Mary shivered, and edged closer to her companion like a dog to his fellow. Still he said nothing, but she knew that he had turned and was looking down upon her, and for the first time she was aware of his proximity as a person; she could feel his breath on her forehead. She remembered that her wet shawl and bodice lay on the floor at her feet, and she was naked under her rough blanket. When he spoke again she realized how near he was to her, and his voice came as a shock, confusing suddenly, and unexpected.
"You are very young, Mary Yellan," he said softly; "you are nothing but a chicken with the broken shell still around you. You'll come through your little crisis. Women like you have no need to shed tears over a man encountered once or twice, and the first kiss is not a thing that is remembered. You will forget your friend with his stolen pony very soon. Come now, dry your eyes; you are not the first to bite your nails over a lost lover."

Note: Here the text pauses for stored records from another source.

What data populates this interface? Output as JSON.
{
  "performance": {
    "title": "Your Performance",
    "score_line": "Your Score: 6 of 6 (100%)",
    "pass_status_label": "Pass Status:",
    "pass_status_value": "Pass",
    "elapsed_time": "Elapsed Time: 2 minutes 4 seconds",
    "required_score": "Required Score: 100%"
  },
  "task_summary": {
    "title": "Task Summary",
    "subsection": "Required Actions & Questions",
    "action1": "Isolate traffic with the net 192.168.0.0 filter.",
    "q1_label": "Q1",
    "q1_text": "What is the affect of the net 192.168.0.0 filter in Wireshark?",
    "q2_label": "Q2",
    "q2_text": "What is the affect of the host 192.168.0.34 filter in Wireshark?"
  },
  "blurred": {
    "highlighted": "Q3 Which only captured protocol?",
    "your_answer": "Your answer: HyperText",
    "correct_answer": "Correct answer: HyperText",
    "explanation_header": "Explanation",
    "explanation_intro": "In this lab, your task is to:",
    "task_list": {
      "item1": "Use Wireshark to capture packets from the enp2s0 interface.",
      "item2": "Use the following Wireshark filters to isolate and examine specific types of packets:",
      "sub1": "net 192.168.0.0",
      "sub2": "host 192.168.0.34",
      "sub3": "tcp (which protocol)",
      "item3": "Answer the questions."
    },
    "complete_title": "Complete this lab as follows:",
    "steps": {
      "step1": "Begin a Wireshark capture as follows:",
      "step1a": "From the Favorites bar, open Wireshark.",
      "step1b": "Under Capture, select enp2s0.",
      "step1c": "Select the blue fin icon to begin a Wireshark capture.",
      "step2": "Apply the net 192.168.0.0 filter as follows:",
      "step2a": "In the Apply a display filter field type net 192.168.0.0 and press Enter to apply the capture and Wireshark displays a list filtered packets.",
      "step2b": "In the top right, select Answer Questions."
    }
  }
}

He made light of her problem, and counted it as a thing of no account; that was her first reaction to his words. And then she wondered why he had not used the conventional phrases of comfort, said something about the blessing of prayer, the peace of God, and life everlasting. She remembered that last ride with him, when he had whipped his horse into a fever of speed, and how he had crouched in his seat, with the reins in his hands; and he had whispered words under his breath she had not understood. Again she felt something of the same discomfort she had experienced then; a sensation of uneasiness that she connected instinctively with his freak hair and eye
s, as though his physical departure from normality was a barrier between him and the rest of the world. In the animal kingdom a freak was a thing of abhorrence, at once hunted and destroyed, or driven out into the wilderness. No sooner had she thought of this than she reproached herself as narrow and un-Christian. He was a fellow-creature and a priest of God; but as she murmured an apology to him for having made a fool of herself before him, and talking like a common girl from the streets, she reached for her clothes and began to draw them on furtively under cover of the blanket.
"So I was right in my surmise, and all has been quiet at Jamaica Inn since I saw you last?" he said after a while, following some train of thought. "There have been no wagons to disturb your beauty-sleep, and the landlord has played alone with his glass and his bottle?"

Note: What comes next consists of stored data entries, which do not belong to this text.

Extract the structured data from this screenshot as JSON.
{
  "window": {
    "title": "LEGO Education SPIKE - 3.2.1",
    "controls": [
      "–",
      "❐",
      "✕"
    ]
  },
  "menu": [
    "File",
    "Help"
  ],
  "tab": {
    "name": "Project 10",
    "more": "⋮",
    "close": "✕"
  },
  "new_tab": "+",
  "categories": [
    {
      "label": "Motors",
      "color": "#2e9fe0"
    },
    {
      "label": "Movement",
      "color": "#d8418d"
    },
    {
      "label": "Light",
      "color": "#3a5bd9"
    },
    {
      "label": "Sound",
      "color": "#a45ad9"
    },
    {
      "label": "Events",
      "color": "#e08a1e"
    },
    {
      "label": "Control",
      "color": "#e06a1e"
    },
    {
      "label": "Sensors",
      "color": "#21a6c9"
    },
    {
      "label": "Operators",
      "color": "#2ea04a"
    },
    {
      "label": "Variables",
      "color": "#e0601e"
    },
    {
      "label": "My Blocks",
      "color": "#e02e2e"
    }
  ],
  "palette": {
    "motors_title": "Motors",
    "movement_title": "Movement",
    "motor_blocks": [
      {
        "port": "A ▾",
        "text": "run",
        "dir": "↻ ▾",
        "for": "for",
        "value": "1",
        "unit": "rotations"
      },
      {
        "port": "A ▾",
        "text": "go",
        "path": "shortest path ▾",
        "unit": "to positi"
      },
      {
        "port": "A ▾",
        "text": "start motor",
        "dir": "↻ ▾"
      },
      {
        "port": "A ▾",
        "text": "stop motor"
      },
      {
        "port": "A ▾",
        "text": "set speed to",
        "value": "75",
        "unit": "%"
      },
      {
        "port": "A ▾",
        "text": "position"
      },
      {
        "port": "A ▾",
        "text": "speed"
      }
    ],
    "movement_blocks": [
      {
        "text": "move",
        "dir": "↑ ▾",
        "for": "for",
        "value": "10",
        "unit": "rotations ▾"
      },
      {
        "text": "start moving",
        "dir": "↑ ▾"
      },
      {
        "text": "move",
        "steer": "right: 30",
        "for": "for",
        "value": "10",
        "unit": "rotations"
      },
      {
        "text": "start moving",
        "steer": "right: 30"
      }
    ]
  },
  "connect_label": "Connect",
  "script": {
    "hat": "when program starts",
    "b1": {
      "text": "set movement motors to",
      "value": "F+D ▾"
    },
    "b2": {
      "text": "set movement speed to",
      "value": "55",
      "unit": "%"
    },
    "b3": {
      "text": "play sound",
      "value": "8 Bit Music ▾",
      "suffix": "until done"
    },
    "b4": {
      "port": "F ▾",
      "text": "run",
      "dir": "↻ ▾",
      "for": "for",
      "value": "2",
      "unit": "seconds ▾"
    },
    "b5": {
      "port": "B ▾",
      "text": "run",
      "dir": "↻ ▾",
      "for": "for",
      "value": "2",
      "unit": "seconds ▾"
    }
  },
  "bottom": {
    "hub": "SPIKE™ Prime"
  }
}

Mary, still fretful and anxious, with her mind on the man she had lost, brought herself back to reality with an effort. She had forgotten her uncle for nearly ten hours. At once she remembered the full horror of the past week, and the new knowledge that had come to her. She thought of the interminable sleepless nights, the long days she had spent alone, and the staring bloodshot eyes of her uncle swung before her again, his drunken smile, his groping hands.